CCE Theses and Dissertations

Date of Award

2019

Document Type

Dissertation

Degree Name

Doctor of Philosophy (PhD)

Department

College of Computing and Engineering

Advisor

Amon B. Seagull

Committee Member

Michael Laszlo

Committee Member

Steven R. Terrell

Abstract

Scholars and practitioners have long argued that U.S. income tax law (“the Tax Code”) is excessively complex and difficult to understand, and hence imposes non-trivial adjudication, administration, planning, and compliance costs across the spectrum of income tax stakeholders: the courts, the Internal Revenue Service, tax practitioners, business managers, and individual taxpayers. Hence, there is considerable interest in reducing the effort needed to accurately understand and apply the provisions of income tax law. Prior scholarly work has strongly argued that exceptions to Tax Code provisions as expressed by cross-references embedded in the Tax Code text constitute a major source of reading complexity.

The goal of the study was to gain a first empirical understanding about the readability impacts on users who encounter cross-references while reading Tax Code provisions. The study included a human subjects task performance experiment with 75 undergraduate and graduate accounting student participants who were completing or had completed an introductory level course in federal income taxation. Participants were presented with integrated tax scenarios and accompanying sets of scenario questions. Copies of several Tax Code sections were the only reference materials available to the study participants. The study was based on a within-subjects experimental design.
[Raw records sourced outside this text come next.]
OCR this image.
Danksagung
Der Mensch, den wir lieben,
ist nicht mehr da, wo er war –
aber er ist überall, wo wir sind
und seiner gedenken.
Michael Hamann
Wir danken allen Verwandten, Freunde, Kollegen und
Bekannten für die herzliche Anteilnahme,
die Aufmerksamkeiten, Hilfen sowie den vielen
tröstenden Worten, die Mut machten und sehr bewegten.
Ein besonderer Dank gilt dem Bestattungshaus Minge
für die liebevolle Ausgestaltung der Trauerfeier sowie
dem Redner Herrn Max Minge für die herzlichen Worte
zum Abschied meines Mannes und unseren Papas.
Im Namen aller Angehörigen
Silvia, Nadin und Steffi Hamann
To investigate the prior work argument, cross-references embedded in the Tax Code reference materials provided to study participants that expressed exceptions were all assigned to one cross-reference category, and all other cross-references that served different purposes were assigned to a second category. As responses to scenario questions were binary (correct/incorrect), logistic regression was used to test study hypotheses.

The study’s major finding was that reading cross-references assigned to the exceptions category had a very strong negative effect on task performance, while reading cross-references assigned to the second category had a modest positive effect on task performance. The finding thus supports decades of analysis and argument that cross-references related to expressing exceptions are a major source of Tax Code reading complexity. This outcome warrants further research into statutory exception language, that subset of statutory language used to express exceptions. Such a subset will include cross-references as one of many language elements that are available for the purpose of expressing exceptions.